Thermostat

(Journal photo by Lacey Newlin.)

As a subzero front moved in last week leaving weathermen awestruck with the record-breaking cold temperatures heading across the central U.S., everyone else was preparing to deal with freezing temperatures and snow. Ranchers were scrambling to make homemade windbreaks, put out bale after bale of hay and sharpen axes for heavy duty ice chopping. Some bought salt to clear sidewalks and most stocked up at the grocery store expecting the weather to keep them at home for several days. However, these prolonged below-freezing conditions also brought about a new concern that became alarmingly evident when millions of people were left without power as the grid struggled to pump out heat and electricity.

While the Democrats and Republicans argue about who is to blame for this energy catastrophe, the events of this week should serve as a warning to the rest of us that our energy system is not reliable, nor is it secure.

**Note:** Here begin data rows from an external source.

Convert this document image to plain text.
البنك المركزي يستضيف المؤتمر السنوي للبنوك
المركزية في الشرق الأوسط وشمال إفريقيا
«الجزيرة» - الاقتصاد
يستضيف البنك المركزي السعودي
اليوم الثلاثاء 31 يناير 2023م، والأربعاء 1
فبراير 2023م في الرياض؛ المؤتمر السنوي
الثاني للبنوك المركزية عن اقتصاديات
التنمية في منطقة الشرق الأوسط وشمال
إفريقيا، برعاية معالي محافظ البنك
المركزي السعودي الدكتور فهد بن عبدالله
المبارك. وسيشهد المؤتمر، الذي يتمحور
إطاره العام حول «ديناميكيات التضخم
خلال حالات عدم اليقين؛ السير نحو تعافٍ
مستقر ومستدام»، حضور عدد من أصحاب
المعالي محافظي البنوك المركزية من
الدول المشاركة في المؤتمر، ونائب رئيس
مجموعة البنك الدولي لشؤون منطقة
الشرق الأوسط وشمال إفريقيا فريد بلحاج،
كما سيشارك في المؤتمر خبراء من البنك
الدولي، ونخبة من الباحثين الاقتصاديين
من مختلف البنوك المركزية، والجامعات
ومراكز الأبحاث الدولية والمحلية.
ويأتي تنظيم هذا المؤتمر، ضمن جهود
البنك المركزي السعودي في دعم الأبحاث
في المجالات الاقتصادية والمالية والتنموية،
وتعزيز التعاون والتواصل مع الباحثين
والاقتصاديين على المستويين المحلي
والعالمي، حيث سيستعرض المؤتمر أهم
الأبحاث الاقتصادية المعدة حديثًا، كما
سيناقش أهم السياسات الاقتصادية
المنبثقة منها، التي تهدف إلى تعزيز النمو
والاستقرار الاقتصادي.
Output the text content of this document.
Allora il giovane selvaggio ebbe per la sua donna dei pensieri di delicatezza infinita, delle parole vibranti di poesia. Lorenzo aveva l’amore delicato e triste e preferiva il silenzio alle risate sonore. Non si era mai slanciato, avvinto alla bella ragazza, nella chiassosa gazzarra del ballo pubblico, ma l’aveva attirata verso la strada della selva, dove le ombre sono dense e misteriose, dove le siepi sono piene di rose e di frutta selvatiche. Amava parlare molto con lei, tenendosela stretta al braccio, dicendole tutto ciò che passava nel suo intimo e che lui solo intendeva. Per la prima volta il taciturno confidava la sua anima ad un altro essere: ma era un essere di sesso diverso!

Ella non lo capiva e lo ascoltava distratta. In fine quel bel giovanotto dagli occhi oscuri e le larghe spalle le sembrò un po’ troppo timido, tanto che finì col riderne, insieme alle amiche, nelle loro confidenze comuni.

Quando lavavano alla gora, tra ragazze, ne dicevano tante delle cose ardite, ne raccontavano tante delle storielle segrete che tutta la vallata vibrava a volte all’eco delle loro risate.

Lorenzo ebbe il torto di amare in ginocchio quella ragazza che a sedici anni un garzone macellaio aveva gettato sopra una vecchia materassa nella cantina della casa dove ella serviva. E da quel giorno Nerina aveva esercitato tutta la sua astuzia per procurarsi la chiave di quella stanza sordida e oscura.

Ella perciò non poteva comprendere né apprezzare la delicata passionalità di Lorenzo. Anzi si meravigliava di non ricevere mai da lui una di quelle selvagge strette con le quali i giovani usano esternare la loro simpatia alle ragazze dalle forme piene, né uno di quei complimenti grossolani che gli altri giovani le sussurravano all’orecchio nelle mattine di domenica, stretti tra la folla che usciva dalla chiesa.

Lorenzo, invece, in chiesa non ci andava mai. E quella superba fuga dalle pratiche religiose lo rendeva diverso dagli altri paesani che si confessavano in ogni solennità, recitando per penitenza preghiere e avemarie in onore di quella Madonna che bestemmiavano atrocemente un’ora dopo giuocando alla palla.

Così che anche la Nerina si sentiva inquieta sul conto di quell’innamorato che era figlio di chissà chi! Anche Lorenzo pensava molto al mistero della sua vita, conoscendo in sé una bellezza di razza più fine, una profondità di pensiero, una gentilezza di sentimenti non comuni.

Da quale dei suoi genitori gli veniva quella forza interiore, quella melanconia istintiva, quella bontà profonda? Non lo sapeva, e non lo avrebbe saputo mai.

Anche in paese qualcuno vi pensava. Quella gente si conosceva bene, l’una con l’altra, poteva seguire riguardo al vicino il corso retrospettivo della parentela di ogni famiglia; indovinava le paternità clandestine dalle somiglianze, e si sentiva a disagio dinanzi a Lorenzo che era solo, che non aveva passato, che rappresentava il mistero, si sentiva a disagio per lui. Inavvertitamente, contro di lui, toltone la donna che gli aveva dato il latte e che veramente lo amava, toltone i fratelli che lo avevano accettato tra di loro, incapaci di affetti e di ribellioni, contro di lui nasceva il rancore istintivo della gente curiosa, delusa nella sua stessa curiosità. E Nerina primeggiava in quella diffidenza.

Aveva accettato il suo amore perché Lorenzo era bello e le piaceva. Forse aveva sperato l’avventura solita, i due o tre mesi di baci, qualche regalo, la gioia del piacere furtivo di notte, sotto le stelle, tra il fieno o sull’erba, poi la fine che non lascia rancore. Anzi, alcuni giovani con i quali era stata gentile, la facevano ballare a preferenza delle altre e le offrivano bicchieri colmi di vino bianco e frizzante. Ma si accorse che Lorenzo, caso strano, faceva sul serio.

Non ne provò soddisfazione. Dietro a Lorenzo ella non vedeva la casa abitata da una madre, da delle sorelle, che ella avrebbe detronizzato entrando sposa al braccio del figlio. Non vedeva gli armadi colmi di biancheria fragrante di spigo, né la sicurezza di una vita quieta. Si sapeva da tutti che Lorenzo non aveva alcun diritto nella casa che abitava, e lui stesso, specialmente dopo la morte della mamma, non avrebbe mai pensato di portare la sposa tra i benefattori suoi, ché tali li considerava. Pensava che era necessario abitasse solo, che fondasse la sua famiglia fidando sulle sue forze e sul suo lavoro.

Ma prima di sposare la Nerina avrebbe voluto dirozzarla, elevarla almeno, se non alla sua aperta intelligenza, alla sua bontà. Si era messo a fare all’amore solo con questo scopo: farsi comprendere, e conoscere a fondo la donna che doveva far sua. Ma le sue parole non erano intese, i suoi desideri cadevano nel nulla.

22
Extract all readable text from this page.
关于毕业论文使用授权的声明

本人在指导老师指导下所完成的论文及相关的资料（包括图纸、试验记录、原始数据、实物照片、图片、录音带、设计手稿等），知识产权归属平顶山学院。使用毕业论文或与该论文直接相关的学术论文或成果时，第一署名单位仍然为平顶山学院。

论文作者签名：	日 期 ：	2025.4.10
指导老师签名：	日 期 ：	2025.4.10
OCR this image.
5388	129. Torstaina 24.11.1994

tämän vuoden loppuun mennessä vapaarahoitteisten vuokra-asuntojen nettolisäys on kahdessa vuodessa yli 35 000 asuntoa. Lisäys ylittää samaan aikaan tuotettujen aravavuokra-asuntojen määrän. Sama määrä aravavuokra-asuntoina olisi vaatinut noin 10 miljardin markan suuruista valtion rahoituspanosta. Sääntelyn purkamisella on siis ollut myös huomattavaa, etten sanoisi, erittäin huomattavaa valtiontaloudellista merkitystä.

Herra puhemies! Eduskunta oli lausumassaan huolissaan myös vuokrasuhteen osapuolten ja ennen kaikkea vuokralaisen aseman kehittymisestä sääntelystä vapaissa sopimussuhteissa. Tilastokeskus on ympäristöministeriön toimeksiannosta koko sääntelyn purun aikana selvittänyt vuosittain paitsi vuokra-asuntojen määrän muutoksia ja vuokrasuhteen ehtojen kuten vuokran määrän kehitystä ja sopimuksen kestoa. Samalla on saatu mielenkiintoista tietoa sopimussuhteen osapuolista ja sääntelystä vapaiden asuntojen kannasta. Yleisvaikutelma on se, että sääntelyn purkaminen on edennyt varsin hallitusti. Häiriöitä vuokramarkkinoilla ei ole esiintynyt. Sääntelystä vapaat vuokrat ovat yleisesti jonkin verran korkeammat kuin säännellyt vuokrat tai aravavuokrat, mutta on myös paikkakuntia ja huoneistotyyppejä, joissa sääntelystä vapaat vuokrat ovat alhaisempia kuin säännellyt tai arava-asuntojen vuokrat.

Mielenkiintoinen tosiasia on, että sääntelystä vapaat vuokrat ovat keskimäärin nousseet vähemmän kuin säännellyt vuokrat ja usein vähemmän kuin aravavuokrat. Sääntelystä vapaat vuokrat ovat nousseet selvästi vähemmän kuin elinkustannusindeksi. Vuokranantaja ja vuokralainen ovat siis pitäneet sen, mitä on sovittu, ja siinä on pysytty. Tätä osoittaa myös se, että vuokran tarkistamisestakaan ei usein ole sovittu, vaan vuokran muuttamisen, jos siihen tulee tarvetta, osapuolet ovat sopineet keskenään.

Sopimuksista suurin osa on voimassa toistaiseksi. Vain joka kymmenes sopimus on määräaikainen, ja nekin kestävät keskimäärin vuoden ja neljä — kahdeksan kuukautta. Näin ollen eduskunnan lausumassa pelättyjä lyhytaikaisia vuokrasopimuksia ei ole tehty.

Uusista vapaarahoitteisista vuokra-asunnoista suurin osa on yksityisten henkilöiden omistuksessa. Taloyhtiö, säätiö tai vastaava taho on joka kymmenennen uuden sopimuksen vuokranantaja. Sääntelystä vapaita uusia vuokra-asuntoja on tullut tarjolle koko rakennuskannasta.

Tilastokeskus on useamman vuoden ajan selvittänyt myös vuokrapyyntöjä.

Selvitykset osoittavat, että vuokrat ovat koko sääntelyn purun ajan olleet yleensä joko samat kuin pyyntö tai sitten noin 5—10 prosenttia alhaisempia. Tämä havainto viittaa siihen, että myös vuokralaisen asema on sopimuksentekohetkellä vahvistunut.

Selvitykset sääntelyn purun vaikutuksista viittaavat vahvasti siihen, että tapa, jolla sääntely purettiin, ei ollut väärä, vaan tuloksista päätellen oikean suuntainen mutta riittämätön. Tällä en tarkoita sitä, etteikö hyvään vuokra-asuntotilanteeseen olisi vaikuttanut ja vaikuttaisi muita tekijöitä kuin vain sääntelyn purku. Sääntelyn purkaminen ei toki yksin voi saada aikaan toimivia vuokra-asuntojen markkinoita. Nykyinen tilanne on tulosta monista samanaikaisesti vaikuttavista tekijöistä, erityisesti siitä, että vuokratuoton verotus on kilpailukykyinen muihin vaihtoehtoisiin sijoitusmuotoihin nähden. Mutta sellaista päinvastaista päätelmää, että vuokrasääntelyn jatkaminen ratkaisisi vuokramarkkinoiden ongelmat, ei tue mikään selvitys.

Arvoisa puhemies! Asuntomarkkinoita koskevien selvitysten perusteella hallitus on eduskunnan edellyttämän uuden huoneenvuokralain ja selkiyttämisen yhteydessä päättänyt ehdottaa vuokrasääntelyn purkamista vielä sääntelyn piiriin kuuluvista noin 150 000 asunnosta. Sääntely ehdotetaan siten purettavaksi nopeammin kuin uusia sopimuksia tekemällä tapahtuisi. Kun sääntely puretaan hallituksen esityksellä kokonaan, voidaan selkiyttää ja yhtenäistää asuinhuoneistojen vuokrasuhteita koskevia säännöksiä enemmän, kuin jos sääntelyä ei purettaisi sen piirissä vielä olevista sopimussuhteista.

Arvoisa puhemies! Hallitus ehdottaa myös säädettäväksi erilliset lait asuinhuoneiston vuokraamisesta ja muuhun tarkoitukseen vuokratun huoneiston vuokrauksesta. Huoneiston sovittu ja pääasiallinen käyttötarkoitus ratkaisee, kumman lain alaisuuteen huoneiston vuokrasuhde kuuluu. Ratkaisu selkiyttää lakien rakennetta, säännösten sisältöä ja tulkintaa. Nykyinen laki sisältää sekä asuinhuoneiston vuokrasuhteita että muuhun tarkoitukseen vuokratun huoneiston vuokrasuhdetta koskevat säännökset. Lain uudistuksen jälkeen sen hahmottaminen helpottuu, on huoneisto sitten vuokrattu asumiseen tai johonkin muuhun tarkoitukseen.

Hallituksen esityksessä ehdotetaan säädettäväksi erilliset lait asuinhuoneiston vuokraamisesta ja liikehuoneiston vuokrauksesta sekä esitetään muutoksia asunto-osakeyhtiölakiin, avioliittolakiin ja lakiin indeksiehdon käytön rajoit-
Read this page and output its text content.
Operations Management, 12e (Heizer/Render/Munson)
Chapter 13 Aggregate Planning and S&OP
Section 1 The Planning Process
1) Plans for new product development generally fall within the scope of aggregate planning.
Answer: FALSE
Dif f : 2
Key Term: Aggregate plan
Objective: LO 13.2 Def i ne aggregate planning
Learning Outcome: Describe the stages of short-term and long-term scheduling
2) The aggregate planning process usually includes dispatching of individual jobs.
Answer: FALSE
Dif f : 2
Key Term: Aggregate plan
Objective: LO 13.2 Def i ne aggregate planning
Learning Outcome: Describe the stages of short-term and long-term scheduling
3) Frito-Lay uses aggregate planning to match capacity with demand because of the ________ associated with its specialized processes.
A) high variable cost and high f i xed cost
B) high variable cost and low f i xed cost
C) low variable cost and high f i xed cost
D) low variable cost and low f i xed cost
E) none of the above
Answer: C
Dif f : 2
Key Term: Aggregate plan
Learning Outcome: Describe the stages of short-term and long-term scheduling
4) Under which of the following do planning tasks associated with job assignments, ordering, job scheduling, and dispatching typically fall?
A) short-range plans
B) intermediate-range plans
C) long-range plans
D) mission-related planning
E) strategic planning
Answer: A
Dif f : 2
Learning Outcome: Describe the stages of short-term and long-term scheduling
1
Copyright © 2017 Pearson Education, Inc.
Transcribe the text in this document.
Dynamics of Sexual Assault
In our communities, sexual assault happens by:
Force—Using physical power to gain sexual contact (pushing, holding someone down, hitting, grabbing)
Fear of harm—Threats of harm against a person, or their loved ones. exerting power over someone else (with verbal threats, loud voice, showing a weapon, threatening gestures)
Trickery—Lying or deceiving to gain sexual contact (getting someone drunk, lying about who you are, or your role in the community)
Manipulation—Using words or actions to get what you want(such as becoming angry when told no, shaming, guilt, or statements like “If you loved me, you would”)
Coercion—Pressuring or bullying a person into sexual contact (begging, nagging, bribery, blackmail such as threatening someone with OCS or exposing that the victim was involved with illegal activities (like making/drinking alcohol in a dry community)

It was a sobering feeling when state officials started calling for residents to turn down their heaters to 68 degrees Fahrenheit, turn off as many lights as possible and refrain from using appliances like dishwashers, stoves and washing machines.

This is America, how could we be in this dire situation? Rolling blackouts happen in California and on occasion in other states, but never in my state of Oklahoma and certainly not to the degree Texas experienced this week. This week felt like we were living in a communist or even third-world country. America is the home of the most hardworking and innovative people in the world and we should be able to power our country without families freezing to death in their homes. Whether it’s renewable or non-renewable energy, the U.S. should have more than enough power for its citizens and there is not a reasonable explanation for what happened this week. But if the recent domestic energy shortage wasn’t bad enough, there’s a whole different concern when it comes to energy security.

This was inconvenient for all, scary for many and down-right deadly for some, and if facing this terrifying weather event without heat gave you pause, you might want to consider what life would be like if China controlled the power grid. Although it was buried in an executive order pertaining to climate change, President Biden recently suspended an executive order made by President Trump in May 2020 that prohibited the use of grid equipment that is made in China, Russia or other hostile nations. China, in particular, has been proven to be a threat to our power grid as far back as 2001, so the deliberate act of rescinding this order is rather perplexing. According to the Institute for Energy Research, Chinese power equipment—especially transformers—have been known to be embedded with software and hardware that can remotely access the grid and monitor or even gain control of our power. I don’t know about you, but I’m not comfortable with China being able to determine whether I have heat or if my oven is working to bake a pie. This week should be a wake-up call to take back our energy security, from both from a foreign and domestic standpoint.